EUが仮想通貨の現金購入を制限へ
EU(欧州連合)は、現金での購入を10,000ユーロ(約144万円)に制限し、1,000ユーロ(約144,000円)を超える仮想通貨取引をより精査することを決定した事が分かった。
欧州理事会によって12月7日(水曜日)に発表され、同理事会はマネーロンダリング(資金洗浄)を防止するための取り組みの一環であると述べた。
仮想通貨の抜け穴を塞ぐための新ルール制定
今回の制限の制定について、チェコのズビニェク・スタンジュラ(Zbyněk Stanjura)財務大臣は次のように語っている。
彼らの意図は、これらの抜け穴をさらに塞ぎ、すべてのEU加盟国でさらに厳しい規則を適用することです。10,000ユーロを超える多額の現金支払いは不可能になります。
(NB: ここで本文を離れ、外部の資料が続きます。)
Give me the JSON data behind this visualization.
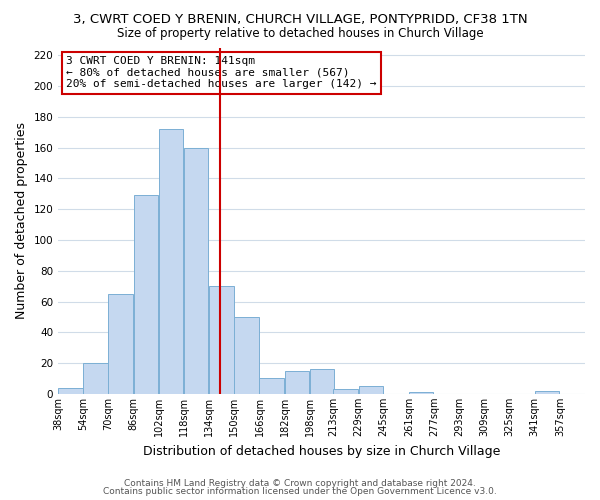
{
  "title": "3, CWRT COED Y BRENIN, CHURCH VILLAGE, PONTYPRIDD, CF38 1TN",
  "subtitle": "Size of property relative to detached houses in Church Village",
  "xlabel": "Distribution of detached houses by size in Church Village",
  "ylabel": "Number of detached properties",
  "bar_color": "#c5d8f0",
  "bar_edge_color": "#7bafd4",
  "bins_left": [
    38,
    54,
    70,
    86,
    102,
    118,
    134,
    150,
    166,
    182,
    198,
    213,
    229,
    245,
    261,
    277,
    293,
    309,
    325,
    341
  ],
  "bin_width": 16,
  "bar_heights": [
    4,
    20,
    65,
    129,
    172,
    160,
    70,
    50,
    10,
    15,
    16,
    3,
    5,
    0,
    1,
    0,
    0,
    0,
    0,
    2
  ],
  "xtick_labels": [
    "38sqm",
    "54sqm",
    "70sqm",
    "86sqm",
    "102sqm",
    "118sqm",
    "134sqm",
    "150sqm",
    "166sqm",
    "182sqm",
    "198sqm",
    "213sqm",
    "229sqm",
    "245sqm",
    "261sqm",
    "277sqm",
    "293sqm",
    "309sqm",
    "325sqm",
    "341sqm",
    "357sqm"
  ],
  "xtick_positions": [
    38,
    54,
    70,
    86,
    102,
    118,
    134,
    150,
    166,
    182,
    198,
    213,
    229,
    245,
    261,
    277,
    293,
    309,
    325,
    341,
    357
  ],
  "xlim_left": 38,
  "xlim_right": 373,
  "ylim": [
    0,
    225
  ],
  "yticks": [
    0,
    20,
    40,
    60,
    80,
    100,
    120,
    140,
    160,
    180,
    200,
    220
  ],
  "vline_x": 141,
  "vline_color": "#cc0000",
  "annotation_title": "3 CWRT COED Y BRENIN: 141sqm",
  "annotation_line1": "← 80% of detached houses are smaller (567)",
  "annotation_line2": "20% of semi-detached houses are larger (142) →",
  "footer1": "Contains HM Land Registry data © Crown copyright and database right 2024.",
  "footer2": "Contains public sector information licensed under the Open Government Licence v3.0.",
  "background_color": "#ffffff",
  "grid_color": "#d0dce8",
  "title_fontsize": 9.5,
  "subtitle_fontsize": 8.5,
  "xlabel_fontsize": 9,
  "ylabel_fontsize": 9,
  "footer_fontsize": 6.5,
  "annot_fontsize": 8
}
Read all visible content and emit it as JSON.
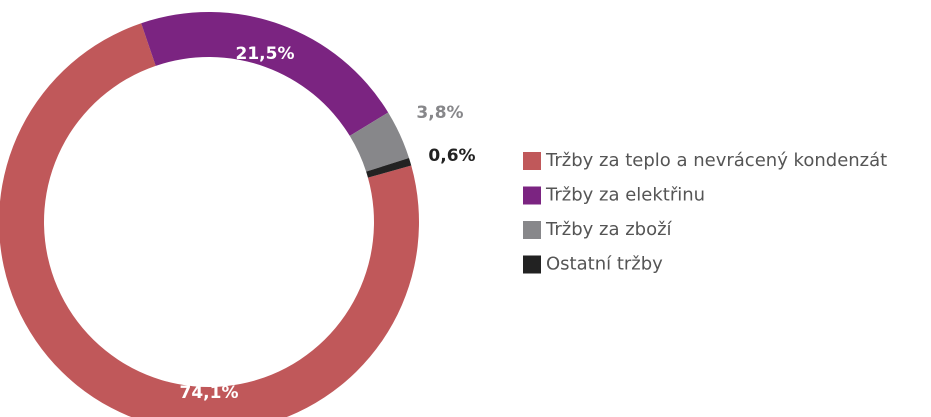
{
  "chart_data": {
    "type": "donut",
    "categories": [
      "Tržby za teplo a nevrácený kondenzát",
      "Tržby za elektřinu",
      "Tržby za zboží",
      "Ostatní tržby"
    ],
    "values": [
      74.1,
      21.5,
      3.8,
      0.6
    ],
    "value_labels": [
      "74,1%",
      "21,5%",
      "3,8%",
      "0,6%"
    ],
    "colors": [
      "#c0585a",
      "#7b2481",
      "#87878a",
      "#222222"
    ],
    "legend": "right"
  }
}
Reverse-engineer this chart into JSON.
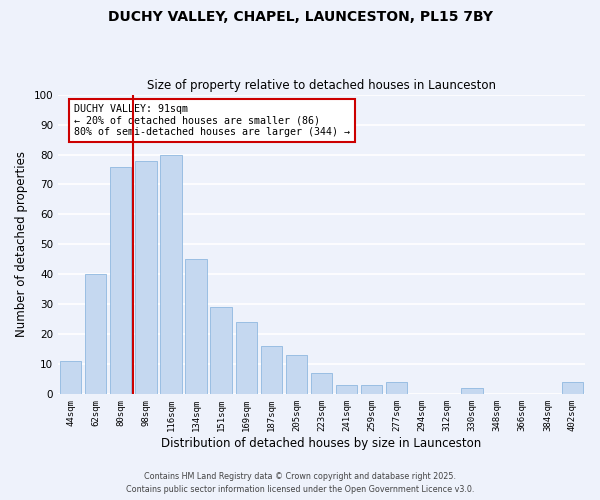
{
  "title": "DUCHY VALLEY, CHAPEL, LAUNCESTON, PL15 7BY",
  "subtitle": "Size of property relative to detached houses in Launceston",
  "xlabel": "Distribution of detached houses by size in Launceston",
  "ylabel": "Number of detached properties",
  "bar_color": "#c5d8f0",
  "bar_edge_color": "#8fb8e0",
  "background_color": "#eef2fb",
  "grid_color": "#ffffff",
  "categories": [
    "44sqm",
    "62sqm",
    "80sqm",
    "98sqm",
    "116sqm",
    "134sqm",
    "151sqm",
    "169sqm",
    "187sqm",
    "205sqm",
    "223sqm",
    "241sqm",
    "259sqm",
    "277sqm",
    "294sqm",
    "312sqm",
    "330sqm",
    "348sqm",
    "366sqm",
    "384sqm",
    "402sqm"
  ],
  "values": [
    11,
    40,
    76,
    78,
    80,
    45,
    29,
    24,
    16,
    13,
    7,
    3,
    3,
    4,
    0,
    0,
    2,
    0,
    0,
    0,
    4
  ],
  "ylim": [
    0,
    100
  ],
  "vline_color": "#cc0000",
  "annotation_title": "DUCHY VALLEY: 91sqm",
  "annotation_line1": "← 20% of detached houses are smaller (86)",
  "annotation_line2": "80% of semi-detached houses are larger (344) →",
  "annotation_box_color": "#cc0000",
  "footer1": "Contains HM Land Registry data © Crown copyright and database right 2025.",
  "footer2": "Contains public sector information licensed under the Open Government Licence v3.0."
}
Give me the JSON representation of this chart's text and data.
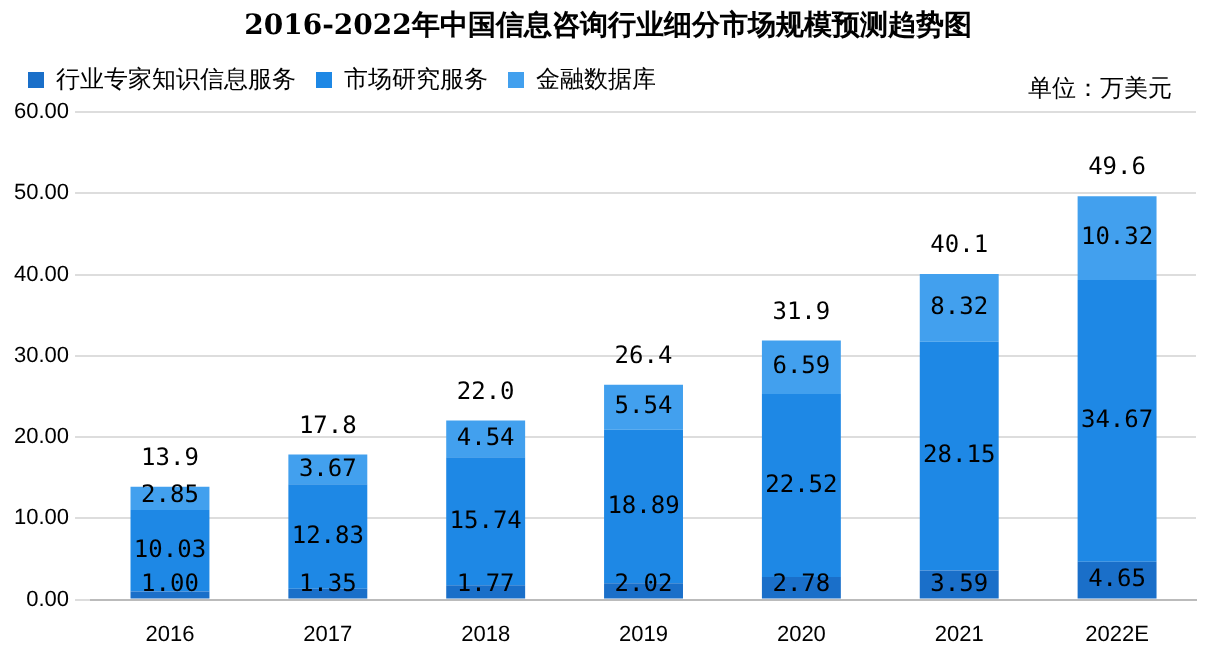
{
  "chart_data": {
    "type": "bar",
    "title": "2016-2022年中国信息咨询行业细分市场规模预测趋势图",
    "categories": [
      "2016",
      "2017",
      "2018",
      "2019",
      "2020",
      "2021",
      "2022E"
    ],
    "series": [
      {
        "name": "行业专家知识信息服务",
        "color": "#1a6fc9",
        "values": [
          1.0,
          1.35,
          1.77,
          2.02,
          2.78,
          3.59,
          4.65
        ],
        "value_labels": [
          "1.00",
          "1.35",
          "1.77",
          "2.02",
          "2.78",
          "3.59",
          "4.65"
        ]
      },
      {
        "name": "市场研究服务",
        "color": "#1e88e5",
        "values": [
          10.03,
          12.83,
          15.74,
          18.89,
          22.52,
          28.15,
          34.67
        ],
        "value_labels": [
          "10.03",
          "12.83",
          "15.74",
          "18.89",
          "22.52",
          "28.15",
          "34.67"
        ]
      },
      {
        "name": "金融数据库",
        "color": "#42a0ee",
        "values": [
          2.85,
          3.67,
          4.54,
          5.54,
          6.59,
          8.32,
          10.32
        ],
        "value_labels": [
          "2.85",
          "3.67",
          "4.54",
          "5.54",
          "6.59",
          "8.32",
          "10.32"
        ]
      }
    ],
    "stacked": true,
    "totals": [
      "13.9",
      "17.8",
      "22.0",
      "26.4",
      "31.9",
      "40.1",
      "49.6"
    ],
    "ylim": [
      0,
      60
    ],
    "yticks": [
      {
        "value": 0,
        "label": "0.00"
      },
      {
        "value": 10,
        "label": "10.00"
      },
      {
        "value": 20,
        "label": "20.00"
      },
      {
        "value": 30,
        "label": "30.00"
      },
      {
        "value": 40,
        "label": "40.00"
      },
      {
        "value": 50,
        "label": "50.00"
      },
      {
        "value": 60,
        "label": "60.00"
      }
    ],
    "grid": "y",
    "legend": "top",
    "annotations": [
      "单位：万美元"
    ]
  }
}
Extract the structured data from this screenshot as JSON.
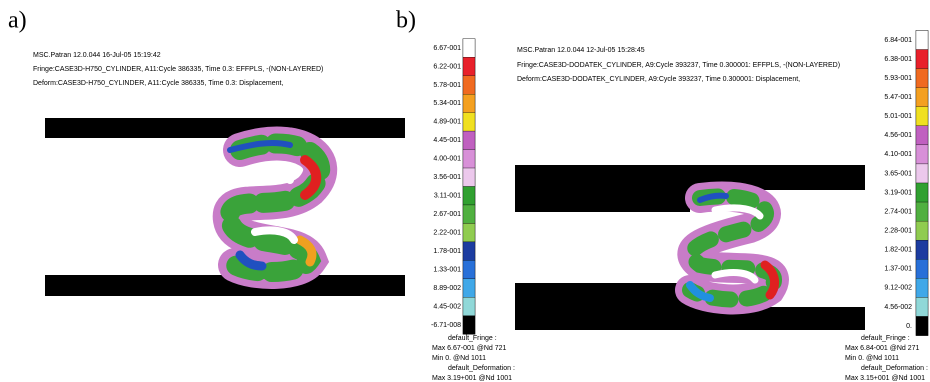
{
  "panels": [
    {
      "label": "a)",
      "header": [
        "MSC.Patran 12.0.044 16-Jul-05 15:19:42",
        "Fringe:CASE3D-H750_CYLINDER, A11:Cycle 386335, Time 0.3: EFFPLS, -(NON-LAYERED)",
        "Deform:CASE3D-H750_CYLINDER, A11:Cycle 386335, Time 0.3: Displacement,"
      ],
      "legend": [
        "6.67-001",
        "6.22-001",
        "5.78-001",
        "5.34-001",
        "4.89-001",
        "4.45-001",
        "4.00-001",
        "3.56-001",
        "3.11-001",
        "2.67-001",
        "2.22-001",
        "1.78-001",
        "1.33-001",
        "8.89-002",
        "4.45-002",
        "-6.71-008"
      ],
      "footer": [
        "default_Fringe :",
        "Max 6.67-001 @Nd 721",
        "Min 0. @Nd 1011",
        "default_Deformation :",
        "Max 3.19+001 @Nd 1001"
      ]
    },
    {
      "label": "b)",
      "header": [
        "MSC.Patran 12.0.044 12-Jul-05 15:28:45",
        "Fringe:CASE3D-DODATEK_CYLINDER, A9:Cycle 393237, Time 0.300001: EFFPLS, -(NON-LAYERED)",
        "Deform:CASE3D-DODATEK_CYLINDER, A9:Cycle 393237, Time 0.300001: Displacement,"
      ],
      "legend": [
        "6.84-001",
        "6.38-001",
        "5.93-001",
        "5.47-001",
        "5.01-001",
        "4.56-001",
        "4.10-001",
        "3.65-001",
        "3.19-001",
        "2.74-001",
        "2.28-001",
        "1.82-001",
        "1.37-001",
        "9.12-002",
        "4.56-002",
        "0."
      ],
      "footer": [
        "default_Fringe :",
        "Max 6.84-001 @Nd 271",
        "Min 0. @Nd 1011",
        "default_Deformation :",
        "Max 3.15+001 @Nd 1001"
      ]
    }
  ]
}
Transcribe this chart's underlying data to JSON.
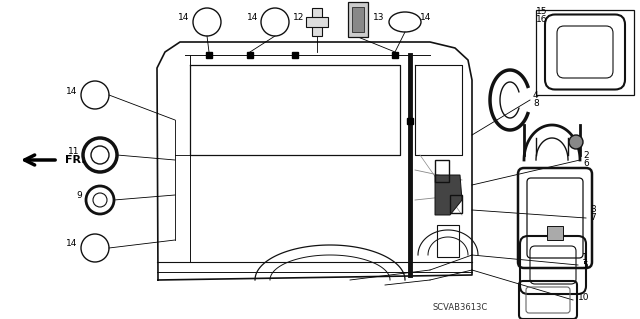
{
  "bg_color": "#ffffff",
  "diagram_code": "SCVAB3613C",
  "car_color": "#111111",
  "gray": "#666666",
  "lgray": "#bbbbbb"
}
仮想通貨を売買する際に匿名を維持しようとすることは、はるかに困難になります。
新しいAML/CFT(アンチマネーロンダリング/テロ資金供与対策)規則では、CASP(Crypto-Asset Service Providers:仮想通貨サービスプロバイダー)が 1,000 ユーロを超える取引を行っている顧客に対してデューデリジェンス(※1)を実施する必要がある。自己ホスト型ウォレットは、CASP の出現により、リスク軽減策を強化することが期待されている。
Due=当然の、正当な、Diligence=精励、努力からあくる造語であり、企業の経営状況および財務状況などを事前に調査する事
またEUは、FATF(金融活動作業部会)の勧告に基づく国分類システムを使用し、各加盟国のマネーロンダリングのリスクを判断しているとのこと
新規制がDeFi(分散型金融)にどう影響するのか
匿名性はDeFi空間の存在に不可欠であるため、新しい要件がどのように実装されるかは不明であるものの、好影響を与えることが期待されている。
規制当局は、DeFiプラットフォーム開発者を標的にする可能性がある。ただし、エンティティがヨーロッパに拠点を置いておらず、準拠しないことを選択した場合、影響はない可能性がある。中央エンティティが DeFi プロトコルを制御していない場合やその背後にある仮想通貨会社を特定できない場合は、さらに困難になる可能性がある。DeFiのリスクとセクターを規制する方法は、規制当局が現在ヨーロッパで検討しているもので、数カ月前にECB(欧州中央銀行)は調査を委託している。この調査では、DeFi規制がDAO、プラットフォーム開発者、およびガバナンストークン所有者をカバーすることを推奨している。
このような動きは、ヨーロッパの DeFiセクターの成長に影響を与える可能性があるものの、集中型仮想通貨プラットフォームは、AML/CFT 標準を既に実装しているため、準拠に問題はない。ヨーロッパの規制当局は、2024年に施行される予定のMiCA(Markets in Crypto Assets=欧州連合の仮想通貨市場)規制が崩壊下仮想通貨取引所FTXの再発を防げるかどうかについても疑問を呈している。